Both these approaches fail to address Mao’s paramount role in deciding China’s Cambodian policies. In We Now Know, John Lewis Gaddis writes that “the more we learn, the less sense it makes to distinguish Stalin’s foreign policies from his domestic practices or even his personal behavior.” It is the same case when analyzing the foreign policies of China during the Mao era. Chinese scholar He Fang writes that “in the political struggles staged by Mao, China’s domestic politics and external relations were directly connected.” Any examination of the CCP’s relationship with its Khmer Rouge ally under Mao has to center round the Chairman himself.
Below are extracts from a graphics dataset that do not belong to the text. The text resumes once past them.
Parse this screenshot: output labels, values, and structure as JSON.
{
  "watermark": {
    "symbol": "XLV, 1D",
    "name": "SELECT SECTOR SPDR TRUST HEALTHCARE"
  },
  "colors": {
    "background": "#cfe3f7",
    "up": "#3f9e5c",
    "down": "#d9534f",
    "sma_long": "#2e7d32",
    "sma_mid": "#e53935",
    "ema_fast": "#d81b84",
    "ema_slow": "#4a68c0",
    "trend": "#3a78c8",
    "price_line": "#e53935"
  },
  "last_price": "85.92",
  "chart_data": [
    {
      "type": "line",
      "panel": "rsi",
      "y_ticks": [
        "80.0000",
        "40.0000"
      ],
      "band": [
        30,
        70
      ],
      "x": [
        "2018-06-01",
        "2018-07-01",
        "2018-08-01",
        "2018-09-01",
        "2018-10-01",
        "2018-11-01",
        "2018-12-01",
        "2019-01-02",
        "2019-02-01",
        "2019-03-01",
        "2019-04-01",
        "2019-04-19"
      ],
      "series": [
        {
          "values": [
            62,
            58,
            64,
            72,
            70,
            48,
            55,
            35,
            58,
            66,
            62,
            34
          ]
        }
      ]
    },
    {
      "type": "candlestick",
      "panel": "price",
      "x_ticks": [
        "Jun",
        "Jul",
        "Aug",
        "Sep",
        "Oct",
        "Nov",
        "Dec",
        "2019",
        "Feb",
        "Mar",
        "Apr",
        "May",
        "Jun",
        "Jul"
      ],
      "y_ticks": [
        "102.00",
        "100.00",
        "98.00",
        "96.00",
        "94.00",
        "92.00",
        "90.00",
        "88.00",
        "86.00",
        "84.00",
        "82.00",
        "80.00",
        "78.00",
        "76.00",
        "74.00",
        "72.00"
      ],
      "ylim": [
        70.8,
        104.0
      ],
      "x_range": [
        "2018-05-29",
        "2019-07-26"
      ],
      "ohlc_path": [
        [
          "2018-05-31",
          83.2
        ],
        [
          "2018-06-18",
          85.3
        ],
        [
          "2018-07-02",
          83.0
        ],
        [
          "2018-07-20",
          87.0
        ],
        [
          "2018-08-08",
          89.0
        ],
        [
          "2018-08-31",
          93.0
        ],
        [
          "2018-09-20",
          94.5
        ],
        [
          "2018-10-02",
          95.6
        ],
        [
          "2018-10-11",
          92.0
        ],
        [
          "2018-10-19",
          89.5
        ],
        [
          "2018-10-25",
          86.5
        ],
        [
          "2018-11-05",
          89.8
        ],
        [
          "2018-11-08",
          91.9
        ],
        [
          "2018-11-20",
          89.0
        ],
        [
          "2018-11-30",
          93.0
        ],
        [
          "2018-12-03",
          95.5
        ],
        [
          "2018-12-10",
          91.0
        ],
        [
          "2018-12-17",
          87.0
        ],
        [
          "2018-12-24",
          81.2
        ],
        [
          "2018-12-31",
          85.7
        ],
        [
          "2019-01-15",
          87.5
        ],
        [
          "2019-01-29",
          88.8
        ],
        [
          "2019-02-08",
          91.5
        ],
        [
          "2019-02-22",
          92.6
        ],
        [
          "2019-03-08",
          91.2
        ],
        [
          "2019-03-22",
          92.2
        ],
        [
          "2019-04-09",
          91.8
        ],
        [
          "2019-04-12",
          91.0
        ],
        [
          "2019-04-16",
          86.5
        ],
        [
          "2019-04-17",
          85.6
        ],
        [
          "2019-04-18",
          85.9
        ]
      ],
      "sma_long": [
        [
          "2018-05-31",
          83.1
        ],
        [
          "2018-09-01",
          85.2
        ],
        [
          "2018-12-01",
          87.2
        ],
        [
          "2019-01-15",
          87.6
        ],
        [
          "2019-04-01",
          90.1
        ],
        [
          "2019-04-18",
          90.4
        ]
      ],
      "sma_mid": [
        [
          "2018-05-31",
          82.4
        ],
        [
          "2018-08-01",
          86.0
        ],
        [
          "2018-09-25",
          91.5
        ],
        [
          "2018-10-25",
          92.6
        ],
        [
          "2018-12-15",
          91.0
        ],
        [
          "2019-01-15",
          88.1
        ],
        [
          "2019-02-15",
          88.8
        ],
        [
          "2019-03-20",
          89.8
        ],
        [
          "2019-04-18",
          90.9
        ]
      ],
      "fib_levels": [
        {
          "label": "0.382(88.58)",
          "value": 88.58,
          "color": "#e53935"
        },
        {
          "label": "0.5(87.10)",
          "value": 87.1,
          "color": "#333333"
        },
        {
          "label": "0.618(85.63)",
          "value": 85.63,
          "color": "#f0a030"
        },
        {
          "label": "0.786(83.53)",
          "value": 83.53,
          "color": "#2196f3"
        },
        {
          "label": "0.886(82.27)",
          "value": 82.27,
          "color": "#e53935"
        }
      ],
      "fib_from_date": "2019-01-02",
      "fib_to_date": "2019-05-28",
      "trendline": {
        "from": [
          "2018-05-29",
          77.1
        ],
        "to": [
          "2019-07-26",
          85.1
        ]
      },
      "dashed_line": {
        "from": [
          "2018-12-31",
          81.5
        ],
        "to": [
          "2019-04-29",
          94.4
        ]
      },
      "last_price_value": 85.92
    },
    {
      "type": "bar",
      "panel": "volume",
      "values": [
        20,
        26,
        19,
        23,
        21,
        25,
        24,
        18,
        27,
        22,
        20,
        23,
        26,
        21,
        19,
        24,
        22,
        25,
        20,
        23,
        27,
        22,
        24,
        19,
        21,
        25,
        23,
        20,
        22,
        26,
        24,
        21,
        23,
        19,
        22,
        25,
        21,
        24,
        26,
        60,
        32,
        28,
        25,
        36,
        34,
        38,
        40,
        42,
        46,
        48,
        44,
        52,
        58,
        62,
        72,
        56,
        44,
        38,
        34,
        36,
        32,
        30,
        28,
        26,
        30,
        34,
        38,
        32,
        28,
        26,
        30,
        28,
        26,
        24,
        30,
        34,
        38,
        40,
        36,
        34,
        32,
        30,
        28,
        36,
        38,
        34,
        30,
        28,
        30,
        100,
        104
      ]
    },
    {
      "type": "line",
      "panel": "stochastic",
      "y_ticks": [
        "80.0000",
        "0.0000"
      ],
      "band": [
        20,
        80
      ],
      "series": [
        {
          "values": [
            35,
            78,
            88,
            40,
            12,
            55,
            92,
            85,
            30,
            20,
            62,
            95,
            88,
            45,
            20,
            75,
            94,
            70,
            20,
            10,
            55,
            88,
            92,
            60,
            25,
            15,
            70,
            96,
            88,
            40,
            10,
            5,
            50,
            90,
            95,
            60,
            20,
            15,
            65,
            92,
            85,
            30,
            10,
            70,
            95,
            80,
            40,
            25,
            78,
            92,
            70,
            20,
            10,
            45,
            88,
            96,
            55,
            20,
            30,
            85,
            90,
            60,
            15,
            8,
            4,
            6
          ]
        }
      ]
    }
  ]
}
China’s Cambodian polices were indistinguishable from Mao’s domestic policies and his political needs. In this sense, the distinction between radicals and moderates disguises Mao’s
central role. When Mao was alive, Zhou Enlai, Deng Xiaoping, or the Gang of Four were simply implementing his policies. Failing to do so, they would either be criticized or purged.
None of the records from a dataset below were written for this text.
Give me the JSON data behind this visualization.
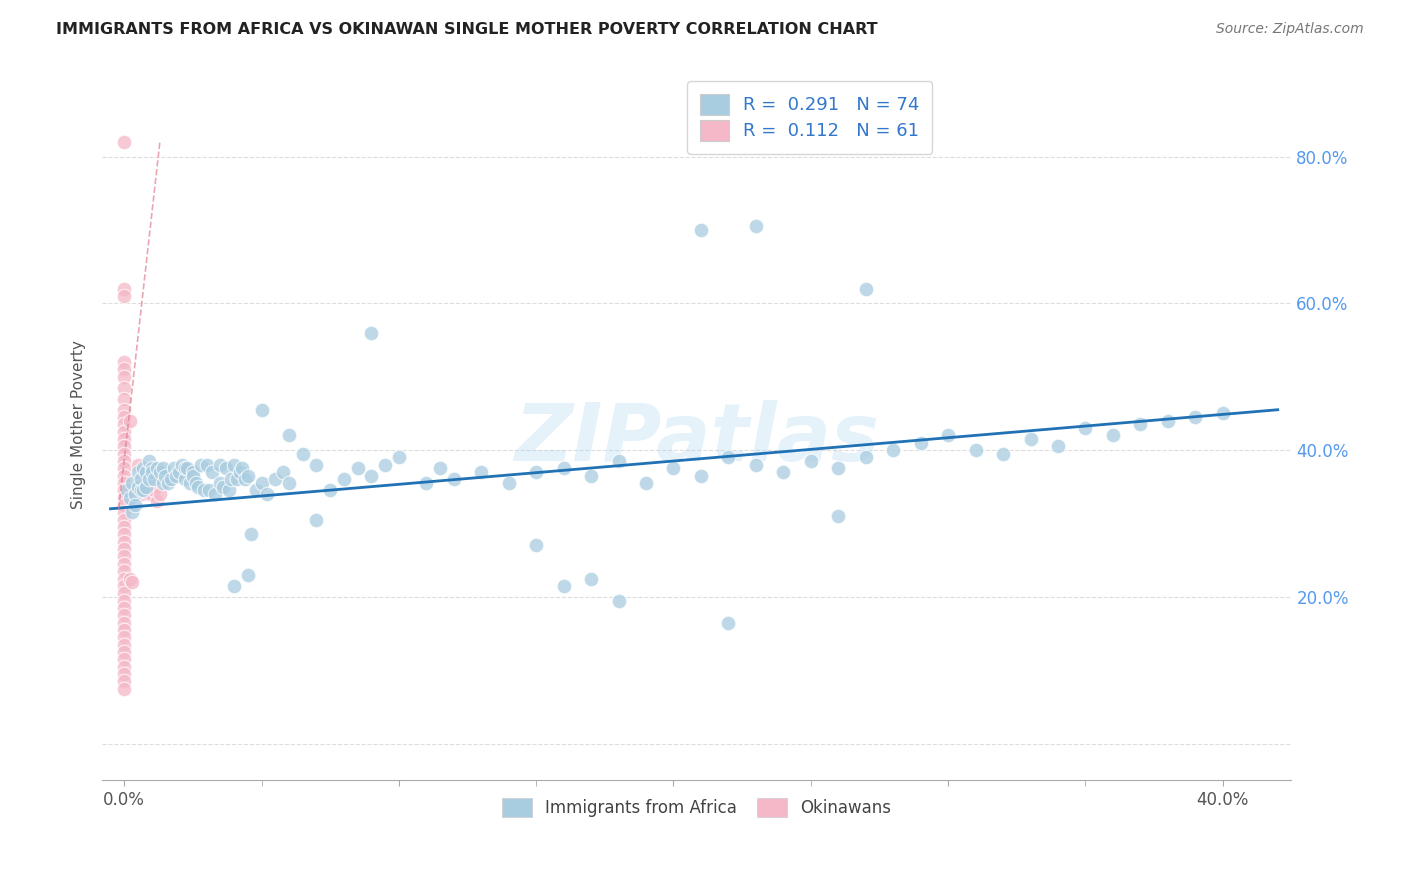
{
  "title": "IMMIGRANTS FROM AFRICA VS OKINAWAN SINGLE MOTHER POVERTY CORRELATION CHART",
  "source": "Source: ZipAtlas.com",
  "ylabel": "Single Mother Poverty",
  "blue_color": "#a8cce0",
  "pink_color": "#f4b8c8",
  "trendline_blue": "#2171b5",
  "trendline_pink": "#e08090",
  "watermark": "ZIPatlas",
  "blue_scatter": [
    [
      0.001,
      0.345
    ],
    [
      0.002,
      0.335
    ],
    [
      0.003,
      0.355
    ],
    [
      0.003,
      0.315
    ],
    [
      0.004,
      0.34
    ],
    [
      0.004,
      0.325
    ],
    [
      0.005,
      0.37
    ],
    [
      0.005,
      0.35
    ],
    [
      0.006,
      0.345
    ],
    [
      0.006,
      0.36
    ],
    [
      0.007,
      0.375
    ],
    [
      0.007,
      0.345
    ],
    [
      0.008,
      0.35
    ],
    [
      0.008,
      0.37
    ],
    [
      0.009,
      0.36
    ],
    [
      0.009,
      0.385
    ],
    [
      0.01,
      0.375
    ],
    [
      0.01,
      0.37
    ],
    [
      0.011,
      0.36
    ],
    [
      0.012,
      0.375
    ],
    [
      0.013,
      0.37
    ],
    [
      0.014,
      0.355
    ],
    [
      0.014,
      0.375
    ],
    [
      0.015,
      0.365
    ],
    [
      0.016,
      0.355
    ],
    [
      0.017,
      0.36
    ],
    [
      0.018,
      0.375
    ],
    [
      0.019,
      0.365
    ],
    [
      0.02,
      0.37
    ],
    [
      0.021,
      0.38
    ],
    [
      0.022,
      0.36
    ],
    [
      0.022,
      0.375
    ],
    [
      0.023,
      0.375
    ],
    [
      0.024,
      0.355
    ],
    [
      0.025,
      0.37
    ],
    [
      0.025,
      0.365
    ],
    [
      0.026,
      0.355
    ],
    [
      0.027,
      0.35
    ],
    [
      0.028,
      0.38
    ],
    [
      0.029,
      0.345
    ],
    [
      0.03,
      0.38
    ],
    [
      0.031,
      0.345
    ],
    [
      0.032,
      0.37
    ],
    [
      0.033,
      0.34
    ],
    [
      0.035,
      0.355
    ],
    [
      0.035,
      0.38
    ],
    [
      0.036,
      0.35
    ],
    [
      0.037,
      0.375
    ],
    [
      0.038,
      0.345
    ],
    [
      0.039,
      0.36
    ],
    [
      0.04,
      0.38
    ],
    [
      0.041,
      0.36
    ],
    [
      0.042,
      0.37
    ],
    [
      0.043,
      0.375
    ],
    [
      0.044,
      0.36
    ],
    [
      0.045,
      0.365
    ],
    [
      0.048,
      0.345
    ],
    [
      0.05,
      0.355
    ],
    [
      0.052,
      0.34
    ],
    [
      0.055,
      0.36
    ],
    [
      0.058,
      0.37
    ],
    [
      0.06,
      0.355
    ],
    [
      0.065,
      0.395
    ],
    [
      0.07,
      0.38
    ],
    [
      0.075,
      0.345
    ],
    [
      0.08,
      0.36
    ],
    [
      0.085,
      0.375
    ],
    [
      0.09,
      0.365
    ],
    [
      0.095,
      0.38
    ],
    [
      0.1,
      0.39
    ],
    [
      0.11,
      0.355
    ],
    [
      0.115,
      0.375
    ],
    [
      0.12,
      0.36
    ],
    [
      0.13,
      0.37
    ],
    [
      0.14,
      0.355
    ],
    [
      0.15,
      0.37
    ],
    [
      0.16,
      0.375
    ],
    [
      0.17,
      0.365
    ],
    [
      0.18,
      0.385
    ],
    [
      0.19,
      0.355
    ],
    [
      0.2,
      0.375
    ],
    [
      0.21,
      0.365
    ],
    [
      0.22,
      0.39
    ],
    [
      0.23,
      0.38
    ],
    [
      0.24,
      0.37
    ],
    [
      0.25,
      0.385
    ],
    [
      0.26,
      0.375
    ],
    [
      0.27,
      0.39
    ],
    [
      0.28,
      0.4
    ],
    [
      0.29,
      0.41
    ],
    [
      0.3,
      0.42
    ],
    [
      0.31,
      0.4
    ],
    [
      0.32,
      0.395
    ],
    [
      0.33,
      0.415
    ],
    [
      0.34,
      0.405
    ],
    [
      0.35,
      0.43
    ],
    [
      0.36,
      0.42
    ],
    [
      0.37,
      0.435
    ],
    [
      0.38,
      0.44
    ],
    [
      0.39,
      0.445
    ],
    [
      0.4,
      0.45
    ],
    [
      0.05,
      0.455
    ],
    [
      0.09,
      0.56
    ],
    [
      0.15,
      0.27
    ],
    [
      0.16,
      0.215
    ],
    [
      0.17,
      0.225
    ],
    [
      0.18,
      0.195
    ],
    [
      0.22,
      0.165
    ],
    [
      0.26,
      0.31
    ],
    [
      0.27,
      0.62
    ],
    [
      0.23,
      0.705
    ],
    [
      0.21,
      0.7
    ],
    [
      0.04,
      0.215
    ],
    [
      0.045,
      0.23
    ],
    [
      0.046,
      0.285
    ],
    [
      0.06,
      0.42
    ],
    [
      0.07,
      0.305
    ]
  ],
  "pink_scatter": [
    [
      0.0,
      0.82
    ],
    [
      0.0,
      0.62
    ],
    [
      0.0,
      0.61
    ],
    [
      0.0,
      0.52
    ],
    [
      0.0,
      0.51
    ],
    [
      0.0,
      0.5
    ],
    [
      0.0,
      0.485
    ],
    [
      0.0,
      0.47
    ],
    [
      0.0,
      0.455
    ],
    [
      0.0,
      0.445
    ],
    [
      0.0,
      0.435
    ],
    [
      0.0,
      0.425
    ],
    [
      0.0,
      0.415
    ],
    [
      0.0,
      0.405
    ],
    [
      0.0,
      0.395
    ],
    [
      0.0,
      0.385
    ],
    [
      0.0,
      0.375
    ],
    [
      0.0,
      0.365
    ],
    [
      0.0,
      0.355
    ],
    [
      0.0,
      0.345
    ],
    [
      0.0,
      0.335
    ],
    [
      0.0,
      0.325
    ],
    [
      0.0,
      0.315
    ],
    [
      0.0,
      0.305
    ],
    [
      0.0,
      0.295
    ],
    [
      0.0,
      0.285
    ],
    [
      0.0,
      0.275
    ],
    [
      0.0,
      0.265
    ],
    [
      0.0,
      0.255
    ],
    [
      0.0,
      0.245
    ],
    [
      0.0,
      0.235
    ],
    [
      0.0,
      0.225
    ],
    [
      0.0,
      0.215
    ],
    [
      0.0,
      0.205
    ],
    [
      0.0,
      0.195
    ],
    [
      0.0,
      0.185
    ],
    [
      0.0,
      0.175
    ],
    [
      0.0,
      0.165
    ],
    [
      0.0,
      0.155
    ],
    [
      0.0,
      0.145
    ],
    [
      0.0,
      0.135
    ],
    [
      0.0,
      0.125
    ],
    [
      0.0,
      0.115
    ],
    [
      0.0,
      0.105
    ],
    [
      0.0,
      0.095
    ],
    [
      0.0,
      0.085
    ],
    [
      0.0,
      0.075
    ],
    [
      0.002,
      0.44
    ],
    [
      0.002,
      0.225
    ],
    [
      0.003,
      0.22
    ],
    [
      0.004,
      0.35
    ],
    [
      0.005,
      0.38
    ],
    [
      0.006,
      0.35
    ],
    [
      0.007,
      0.34
    ],
    [
      0.008,
      0.36
    ],
    [
      0.009,
      0.34
    ],
    [
      0.01,
      0.34
    ],
    [
      0.011,
      0.345
    ],
    [
      0.012,
      0.33
    ],
    [
      0.013,
      0.34
    ]
  ],
  "blue_trend_x": [
    -0.005,
    0.42
  ],
  "blue_trend_y": [
    0.32,
    0.455
  ],
  "pink_trend_x": [
    -0.002,
    0.013
  ],
  "pink_trend_y": [
    0.32,
    0.82
  ],
  "xlim": [
    -0.008,
    0.425
  ],
  "ylim": [
    -0.05,
    0.92
  ],
  "xtick_positions": [
    0.0,
    0.1,
    0.2,
    0.3,
    0.4
  ],
  "xtick_labels_show": [
    "0.0%",
    "",
    "",
    "",
    "40.0%"
  ],
  "ytick_positions": [
    0.0,
    0.2,
    0.4,
    0.6,
    0.8
  ],
  "grid_color": "#dddddd",
  "bg_color": "#ffffff"
}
By utilizing untapped Chinese primary sources, including official documents, the biographies and memoirs of the CCP cadres involved in managing the relationship with the Khmer Rouge, and in particular the memoirs of former Huayun (Huaren Huaqiao Gemingyundong, or ethnic Chinese revolutionary movements) members in Cambodia, this paper argues that, under Mao, the CCP’s policies towards the Khmer Rouge were subordinate to Mao’s political needs and shaped primarily by his efforts to safeguard the Cultural Revolution. But in the end, Mao’s “ideological victory” translated into a strategic failure for China’s post-Mao leadership.
This paper is divided into three parts. The first discusses why the Khmer Rouge’s victory was ideologically important to Mao’s China. This section argues that the Khmer Rouge’s victory and revolutionary struggles were ideologically significant for the CCP, particularly because of the decline of Mao’s revolutions both at home and abroad. This is the key to understanding the relationship between the CCP and the Khmer Rouge in the Mao era. The second section examines how the cadres of the ILD (Zhonglianbu, the International Liaison Department of the CCP) managed the CCP-Khmer Rouge relationship. While Mertha’s study examines the ministries and departments involved in the “three dimensions” of Chinese assistance to Cambodia (“military, trade, and infrastructure”), these actors, including the Ministry of Foreign Economic Relations, dealt with functional rather than political matters. The ILD, in contrast, played a central role in managing the bilateral relationship. An examination of the ILD cadres who managed the CCP-Khmer Rouge relations sheds new light on how political relationship between the CCP and the CPK. The third section investigates developments in Cambodia, focusing on the stories of the Huayun members and the ethnic Chinese in Cambodia and how such individuals affected the relationship between the CCP and the Khmer Rouge. The conclusion of the paper points out that Mao’s ideological victory translated into a strategic failure for China’s post-Mao leadership.